<Begin Segment 13>
TI: But, so going back, when you say all the husbands, do you really mean all the, so all the, like all the Issei men were taken?
RO: All the Issei men, including the bachelors. You know, I didn't have time at home, but I have a picture of Lordsburg, the guys that were detained, and I have one of my dad alone with a Lordsburg t-shirt.
TI: Now, did you ever, did anyone ever give a reason why they picked up all the Issei men? I mean, on the lower forty-eight, or on the West Coast, the FBI selectively picked up Isseis. Generally they were, they were business leaders or community leaders, Buddhist ministers, sort of kendo instructors, things like that.
RO: Sure.
TI: And, but here in Ketchikan they picked up all the Isseis.
RO: En masse.
TI: So do you know why they did that and why that was different than the West Coast?
RO: No, I really don't know. I'm sure the, get away from the threat of Japanese invasions or whatever. They had a story about Pat Hagiwara. Did you know Pat, or heard the name?
TI: I know the name, yeah.
RO: They accused Pat of being up on top of a mountain waving flags for the Japanese to see. So crazy.
TI: And did they have a trial about that, or just...
RO: He wasn't arrested for anything like that.
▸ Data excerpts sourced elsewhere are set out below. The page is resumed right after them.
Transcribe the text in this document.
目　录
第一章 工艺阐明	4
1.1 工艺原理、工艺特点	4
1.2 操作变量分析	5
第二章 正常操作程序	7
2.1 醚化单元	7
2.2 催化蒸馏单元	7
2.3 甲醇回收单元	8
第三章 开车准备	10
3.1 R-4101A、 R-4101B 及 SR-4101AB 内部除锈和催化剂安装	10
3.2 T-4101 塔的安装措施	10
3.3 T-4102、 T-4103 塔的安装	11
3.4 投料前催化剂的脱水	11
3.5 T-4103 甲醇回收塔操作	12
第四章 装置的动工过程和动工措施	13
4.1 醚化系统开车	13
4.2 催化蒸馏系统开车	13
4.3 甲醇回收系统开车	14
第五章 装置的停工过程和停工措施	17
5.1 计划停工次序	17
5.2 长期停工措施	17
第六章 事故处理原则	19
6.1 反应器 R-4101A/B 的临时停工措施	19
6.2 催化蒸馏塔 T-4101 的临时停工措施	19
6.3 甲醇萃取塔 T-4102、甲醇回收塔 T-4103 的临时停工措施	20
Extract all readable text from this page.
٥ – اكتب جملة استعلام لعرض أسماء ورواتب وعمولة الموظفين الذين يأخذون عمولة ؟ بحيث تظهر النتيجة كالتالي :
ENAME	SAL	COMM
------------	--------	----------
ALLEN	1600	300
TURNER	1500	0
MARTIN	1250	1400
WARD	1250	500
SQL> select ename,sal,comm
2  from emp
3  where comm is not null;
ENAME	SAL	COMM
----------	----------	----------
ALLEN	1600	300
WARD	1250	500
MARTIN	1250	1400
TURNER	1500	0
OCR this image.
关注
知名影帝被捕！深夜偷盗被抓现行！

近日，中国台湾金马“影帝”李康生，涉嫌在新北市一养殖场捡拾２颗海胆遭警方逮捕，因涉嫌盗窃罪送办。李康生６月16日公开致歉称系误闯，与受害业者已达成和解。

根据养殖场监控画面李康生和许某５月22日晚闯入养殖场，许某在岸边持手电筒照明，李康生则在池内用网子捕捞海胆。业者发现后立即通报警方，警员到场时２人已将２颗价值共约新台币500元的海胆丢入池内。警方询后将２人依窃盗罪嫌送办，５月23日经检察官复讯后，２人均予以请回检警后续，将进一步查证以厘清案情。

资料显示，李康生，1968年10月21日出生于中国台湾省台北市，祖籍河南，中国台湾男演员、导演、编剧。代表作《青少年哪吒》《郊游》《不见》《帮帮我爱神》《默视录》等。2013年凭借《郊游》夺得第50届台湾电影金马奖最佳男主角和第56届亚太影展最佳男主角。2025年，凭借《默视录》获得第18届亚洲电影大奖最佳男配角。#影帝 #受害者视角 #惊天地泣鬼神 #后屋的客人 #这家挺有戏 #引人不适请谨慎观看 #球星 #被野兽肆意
TI: Okay. But it was, it was a newspaper article, or where did that come out?
RO: Word of mouth.
TI: Okay, so it's kind of like a rumor that... so there was some, I mean, it seems like it was unfounded, but there were fears in the town about the Japanese and Japanese were suspect.
RO: Well, when I heard about that he was up in Skagway where the, I think it was the National Guard, they were stationed before they came stateside, and I think the rumors started up there, Skagway, which is quite a ways north of Seattle.
TI: When they, for that short period when they released your father, did they release some of the other Isseis at that point? Just your father.
RO: Not as far as I know.
TI: Okay. So with all the men gone, so your mom is running the store, the other mothers are running the stores and businesses, how does that change your life? I mean, you said you had to help the baker.
RO: Well, that's what I did probably, was try to help some of the other Issei women in their business. I used to work at Tatsuda's grocery, and they always wanted a lunch break, which was sort of nice, the family, so they hired me to work a couple hours during the lunch break for fifty cents an hour.
TI: Interesting, so you would come in and the family would take a break.
RO: Yeah, they'd go upstairs to their dining room and I'd be down in the store watching it.
TI: So what happened, so eventually the families get a notice, or orders that their gonna have to leave Ketchikan, so what happens to all the businesses?
RO: Well, we were fortunate that this Filipino barber more or less took over the store for us in safekeeping, but I think several of the others just had to close. But when we came back they were started up again.
TI: Now your building, who owned the building?
RO: We did.
TI: And so how did that happen? Didn't, I mean, in Washington state there were, like, alien land laws.
RO: I really, I don't know, but we've had that house since 1908. Maybe they weren't so strict in those days.
TI: Yeah, so maybe that was before the, well yeah, the alien land laws actually happened after that, so in many cases they may have done that before, perhaps grandfathered in.